Means also pointed out how much he enjoys working in a department whose graduates are so employable in the job market.
“It is rewarding to teach classes in a major that prepares our students for jobs when they graduate,” said Means. “The job market is exploding in journalism, broadcast media and public relations right now. Last May we got every one of our graduates placed in jobs in their fields. It’s always great to be able to say that.”
Means said he sees a bright future for the field of journalism.
“The careers in journalism, broadcast media and PR are definitely out there. I’m seeing 20 or 30 new postings each day for jobs in journalism at www.journalismjobs.com. That is unprecedented in my lifetime,” said Means, who spent 13 years in the newspaper business before teaching at the college level, where he has spent the past 13 years. “The industry is strong, diversified and growing.”
Joy Powell, assistant professor of theatre arts, said she and her colleagues spent the past five years discussing the need for a new theatre major, and made the decision to pursue the matter during the spring semester of 2010.
“To be competitive with other universities that offer these types of majors, this was the next natural step in order to meet the needs of our students,” said Powell, who began working on her doctorate degree this fall at the University of Missouri.
Plans for the new theatre major were officially set in motion after Powell attended a conference of the National Association of Schools of Theatre in the spring of 2012.
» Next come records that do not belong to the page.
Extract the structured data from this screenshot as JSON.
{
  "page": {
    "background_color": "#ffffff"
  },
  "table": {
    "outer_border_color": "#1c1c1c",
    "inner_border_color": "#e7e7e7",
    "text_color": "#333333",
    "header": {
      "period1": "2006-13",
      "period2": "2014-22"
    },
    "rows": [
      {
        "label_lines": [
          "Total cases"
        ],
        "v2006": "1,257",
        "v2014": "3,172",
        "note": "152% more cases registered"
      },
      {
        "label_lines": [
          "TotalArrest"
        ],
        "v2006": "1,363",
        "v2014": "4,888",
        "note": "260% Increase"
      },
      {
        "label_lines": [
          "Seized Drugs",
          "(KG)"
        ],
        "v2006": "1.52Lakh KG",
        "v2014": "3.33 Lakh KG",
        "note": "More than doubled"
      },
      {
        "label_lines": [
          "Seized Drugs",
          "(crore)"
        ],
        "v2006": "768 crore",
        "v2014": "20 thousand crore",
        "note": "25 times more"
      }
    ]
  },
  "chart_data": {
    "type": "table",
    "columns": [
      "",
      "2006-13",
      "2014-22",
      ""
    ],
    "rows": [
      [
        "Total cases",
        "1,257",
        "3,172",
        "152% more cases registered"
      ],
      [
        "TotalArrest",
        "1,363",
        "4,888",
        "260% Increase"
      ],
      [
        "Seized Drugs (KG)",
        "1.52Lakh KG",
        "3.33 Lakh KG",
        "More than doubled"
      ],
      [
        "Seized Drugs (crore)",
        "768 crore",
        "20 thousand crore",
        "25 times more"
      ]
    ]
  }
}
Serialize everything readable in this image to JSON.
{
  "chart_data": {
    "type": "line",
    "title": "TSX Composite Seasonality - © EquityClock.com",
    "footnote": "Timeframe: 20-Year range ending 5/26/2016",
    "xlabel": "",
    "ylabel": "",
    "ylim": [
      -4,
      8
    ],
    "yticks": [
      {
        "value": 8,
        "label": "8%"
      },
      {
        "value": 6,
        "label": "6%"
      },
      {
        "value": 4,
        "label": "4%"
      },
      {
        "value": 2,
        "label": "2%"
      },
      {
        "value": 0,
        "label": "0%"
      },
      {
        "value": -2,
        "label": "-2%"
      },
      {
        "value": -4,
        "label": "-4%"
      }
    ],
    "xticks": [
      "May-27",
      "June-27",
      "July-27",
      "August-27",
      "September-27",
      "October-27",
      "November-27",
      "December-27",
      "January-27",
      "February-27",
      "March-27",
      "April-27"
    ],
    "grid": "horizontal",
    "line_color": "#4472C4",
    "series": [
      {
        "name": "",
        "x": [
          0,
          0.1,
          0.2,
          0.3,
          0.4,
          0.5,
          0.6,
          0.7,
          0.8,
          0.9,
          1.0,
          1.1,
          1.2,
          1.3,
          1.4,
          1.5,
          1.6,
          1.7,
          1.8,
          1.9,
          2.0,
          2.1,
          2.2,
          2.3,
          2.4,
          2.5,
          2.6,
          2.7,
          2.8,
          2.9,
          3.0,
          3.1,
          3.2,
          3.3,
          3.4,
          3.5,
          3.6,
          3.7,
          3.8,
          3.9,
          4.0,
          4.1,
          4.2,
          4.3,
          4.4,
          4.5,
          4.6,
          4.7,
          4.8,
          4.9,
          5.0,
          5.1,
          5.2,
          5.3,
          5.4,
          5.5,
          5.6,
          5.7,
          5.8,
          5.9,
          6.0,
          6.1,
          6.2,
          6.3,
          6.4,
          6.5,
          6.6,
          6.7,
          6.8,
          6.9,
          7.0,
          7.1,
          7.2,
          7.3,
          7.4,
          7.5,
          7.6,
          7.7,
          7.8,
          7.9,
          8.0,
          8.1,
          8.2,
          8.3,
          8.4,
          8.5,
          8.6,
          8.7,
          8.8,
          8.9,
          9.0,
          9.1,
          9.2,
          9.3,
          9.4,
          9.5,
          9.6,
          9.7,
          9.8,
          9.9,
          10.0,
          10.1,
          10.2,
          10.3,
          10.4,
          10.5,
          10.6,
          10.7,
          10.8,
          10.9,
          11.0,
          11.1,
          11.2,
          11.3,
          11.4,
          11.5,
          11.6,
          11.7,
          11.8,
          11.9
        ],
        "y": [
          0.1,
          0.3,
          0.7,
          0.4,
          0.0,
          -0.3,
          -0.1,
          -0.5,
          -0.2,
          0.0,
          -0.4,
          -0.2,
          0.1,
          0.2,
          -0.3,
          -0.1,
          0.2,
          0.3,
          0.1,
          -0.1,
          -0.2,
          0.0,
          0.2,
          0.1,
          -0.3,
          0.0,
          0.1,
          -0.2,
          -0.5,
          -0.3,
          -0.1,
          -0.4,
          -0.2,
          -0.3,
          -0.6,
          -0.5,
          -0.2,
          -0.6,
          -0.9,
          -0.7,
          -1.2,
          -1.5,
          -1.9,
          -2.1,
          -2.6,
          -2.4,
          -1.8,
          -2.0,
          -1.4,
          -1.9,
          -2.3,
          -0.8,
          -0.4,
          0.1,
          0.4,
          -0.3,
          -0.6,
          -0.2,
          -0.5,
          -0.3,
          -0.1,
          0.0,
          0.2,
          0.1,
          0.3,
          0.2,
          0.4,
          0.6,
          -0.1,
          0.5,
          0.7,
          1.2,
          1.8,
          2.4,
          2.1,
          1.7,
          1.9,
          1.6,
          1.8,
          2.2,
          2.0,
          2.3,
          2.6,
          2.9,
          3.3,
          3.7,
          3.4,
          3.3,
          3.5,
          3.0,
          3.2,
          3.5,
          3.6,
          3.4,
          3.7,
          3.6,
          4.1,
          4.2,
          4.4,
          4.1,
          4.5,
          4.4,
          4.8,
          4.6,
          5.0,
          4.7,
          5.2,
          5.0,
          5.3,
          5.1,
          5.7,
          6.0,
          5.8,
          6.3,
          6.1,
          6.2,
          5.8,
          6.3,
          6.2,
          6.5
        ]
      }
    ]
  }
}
“We built our curriculum so that when our program grows we will be able to pursue accreditation with them,” said Powell.
Powell said that she views the new theatre major as an indication of the extent to which the program is supported by the administration, which officially approved both new majors at the May 2012 Board of Trustees meeting.
“We’re excited because our program is growing,” said Powell. “The addition of this new major means the administration understands the value of what we’ve already done enough to invest in the future of it.”
Powell was quick to stress the fact that the new major is not the result of her efforts alone, and that she benefitted greatly from the assistance of Dr. Larry Smith, professor of music and fine arts chairperson, Dr. Ladd Faszold, professor of music, and Sarah Dickey, fine arts administrative assistant.
“Over the course of the last five or six years, we have developed a full-time music schedule,” said Smith. “We felt that it was time we had a theatre major to go along with the music major.”
Faszold, who was division chair prior to Smith, added: “We worked for a long time to make the theatre major happen, because it is an important part of what we can offer our students.”
Like Means, Smith described the process of creating the new major as “thorough,” adding that the Journalism and Theatre Departments were the first to undergo a new and stringent approval system that the Academic Affairs Committee implemented last fall.
The creation of a new theatre major has brought with it the addition of a number of technical theatre classes including Script Analysis, History of Musical Theatre, Theatre History II, Theatrical Costuming, Acting III, Theatre Media, and Voice and Movement for the Actor.
“We already felt that we had a program in place that merited the creation of a theatre major,” said Smith. “What we needed was the curriculum. That was the element that was missing.”
Although the new major is still in its infancy, an encouraging number of students have changed their degree programs and become theatre majors.
“Our primary goal is the recruitment of new students,” said Smith. “Once we start promoting this, however, it is possible that a number of current students may switch majors.”
“We’re very excited about the possibilities this opens up for student recruitment,” added Dickey. “It will open up opportunities for students who want to perform but don’t necessarily want to major in music.”